There is a mezzotint portrait of him engraved by James Scott from a painting by Thomas Philipps, R.A., and published in 1839; and an inferior lithographic print from a drawing by F. Cruikshank was published by Hullmandel. A portrait by an unknown painter, presented to him by the company on 24 Feb. 1835, hangs in Saddlers' Hall.

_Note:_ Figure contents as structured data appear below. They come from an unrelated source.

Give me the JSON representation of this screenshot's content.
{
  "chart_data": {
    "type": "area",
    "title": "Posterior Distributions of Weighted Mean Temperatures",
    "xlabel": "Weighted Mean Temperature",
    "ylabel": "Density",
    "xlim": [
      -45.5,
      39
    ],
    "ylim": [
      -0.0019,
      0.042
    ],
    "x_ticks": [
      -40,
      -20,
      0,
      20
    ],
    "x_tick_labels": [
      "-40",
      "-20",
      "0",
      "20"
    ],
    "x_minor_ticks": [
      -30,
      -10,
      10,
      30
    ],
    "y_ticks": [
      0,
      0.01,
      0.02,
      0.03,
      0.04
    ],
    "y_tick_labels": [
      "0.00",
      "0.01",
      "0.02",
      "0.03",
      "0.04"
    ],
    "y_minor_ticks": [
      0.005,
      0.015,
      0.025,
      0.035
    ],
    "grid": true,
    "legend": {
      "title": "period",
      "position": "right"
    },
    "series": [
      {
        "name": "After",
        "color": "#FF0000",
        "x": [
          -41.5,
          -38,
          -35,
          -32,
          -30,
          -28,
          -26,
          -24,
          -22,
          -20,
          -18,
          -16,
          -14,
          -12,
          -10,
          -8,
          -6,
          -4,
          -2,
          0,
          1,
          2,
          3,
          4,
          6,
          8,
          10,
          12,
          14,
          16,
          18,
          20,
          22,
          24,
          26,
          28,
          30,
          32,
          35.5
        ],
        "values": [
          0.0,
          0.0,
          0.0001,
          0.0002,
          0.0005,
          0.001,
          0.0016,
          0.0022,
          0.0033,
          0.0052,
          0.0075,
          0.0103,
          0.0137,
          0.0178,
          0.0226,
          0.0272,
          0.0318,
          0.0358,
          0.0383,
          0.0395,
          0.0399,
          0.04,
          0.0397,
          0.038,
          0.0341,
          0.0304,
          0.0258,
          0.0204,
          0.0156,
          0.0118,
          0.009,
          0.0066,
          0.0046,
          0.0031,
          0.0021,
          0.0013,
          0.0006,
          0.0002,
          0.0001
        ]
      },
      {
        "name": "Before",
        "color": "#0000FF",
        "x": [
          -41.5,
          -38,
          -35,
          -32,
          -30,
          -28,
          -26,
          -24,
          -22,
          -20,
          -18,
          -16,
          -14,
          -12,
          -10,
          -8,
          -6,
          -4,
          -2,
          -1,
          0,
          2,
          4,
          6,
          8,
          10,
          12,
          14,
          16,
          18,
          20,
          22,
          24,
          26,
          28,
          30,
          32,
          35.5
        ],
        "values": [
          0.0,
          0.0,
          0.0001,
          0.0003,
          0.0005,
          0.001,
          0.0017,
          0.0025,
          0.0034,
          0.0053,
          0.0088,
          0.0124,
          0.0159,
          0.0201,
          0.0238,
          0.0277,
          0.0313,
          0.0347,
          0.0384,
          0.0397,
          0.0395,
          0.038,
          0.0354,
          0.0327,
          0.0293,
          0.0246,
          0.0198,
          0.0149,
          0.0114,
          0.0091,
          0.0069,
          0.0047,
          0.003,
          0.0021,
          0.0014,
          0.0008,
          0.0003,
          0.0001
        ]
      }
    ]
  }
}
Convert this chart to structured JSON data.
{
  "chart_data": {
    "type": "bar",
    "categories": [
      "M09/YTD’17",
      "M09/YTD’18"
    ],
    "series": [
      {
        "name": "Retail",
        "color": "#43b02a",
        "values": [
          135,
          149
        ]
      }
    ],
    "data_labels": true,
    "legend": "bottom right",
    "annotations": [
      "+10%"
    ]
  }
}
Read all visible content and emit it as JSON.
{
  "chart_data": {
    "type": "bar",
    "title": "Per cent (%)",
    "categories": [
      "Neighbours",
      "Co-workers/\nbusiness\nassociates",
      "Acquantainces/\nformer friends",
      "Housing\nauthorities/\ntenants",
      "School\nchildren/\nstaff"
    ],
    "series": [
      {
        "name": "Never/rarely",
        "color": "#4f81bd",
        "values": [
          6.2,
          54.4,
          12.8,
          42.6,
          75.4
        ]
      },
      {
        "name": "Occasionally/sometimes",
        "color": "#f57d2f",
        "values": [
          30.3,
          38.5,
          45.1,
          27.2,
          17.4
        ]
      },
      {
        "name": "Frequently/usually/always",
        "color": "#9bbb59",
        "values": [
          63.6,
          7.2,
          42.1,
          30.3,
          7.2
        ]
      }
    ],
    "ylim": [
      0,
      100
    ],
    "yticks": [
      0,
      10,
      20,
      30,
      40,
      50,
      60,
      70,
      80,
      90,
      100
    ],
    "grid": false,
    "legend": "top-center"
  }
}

Laurie published: 1. 'Maxims ...,' 12mo, London, 1833. 2. 'Substance of Speech of Sir P. Laurie on the Question of the Periodical Election of Magistrates in the Court of Common Council,' 28 March, privately printed, 8vo, London, 1835. 3. 'Correspondence between C. Cator ... and Sir P. L. upon the Minutes of the Court of Common Council,' 8vo [1839]. 4. 'Speech ... at the Public Breakfast of the Wesleyan Missionary Society,' pp. 8, 8vo, London, 1843. 5. 'Killing no Murder, or the Effects of Separate Confinement ...,' 8vo, London, 1846. 6. 'A Letter on the Disadvantages and Extravagances of the Separate System of Prison Discipline for County Gaols ...,' 8vo, London, 1848.

[Townsend's Calendar of Knights; City Press, 7 Dec. 1861; Gent. Mag. 1862, pt. i. pp. 91–3; Sherwell's Historical Account of the Saddlers' Company, 1889; Catalogues of the British Museum and the Guildhall Library.]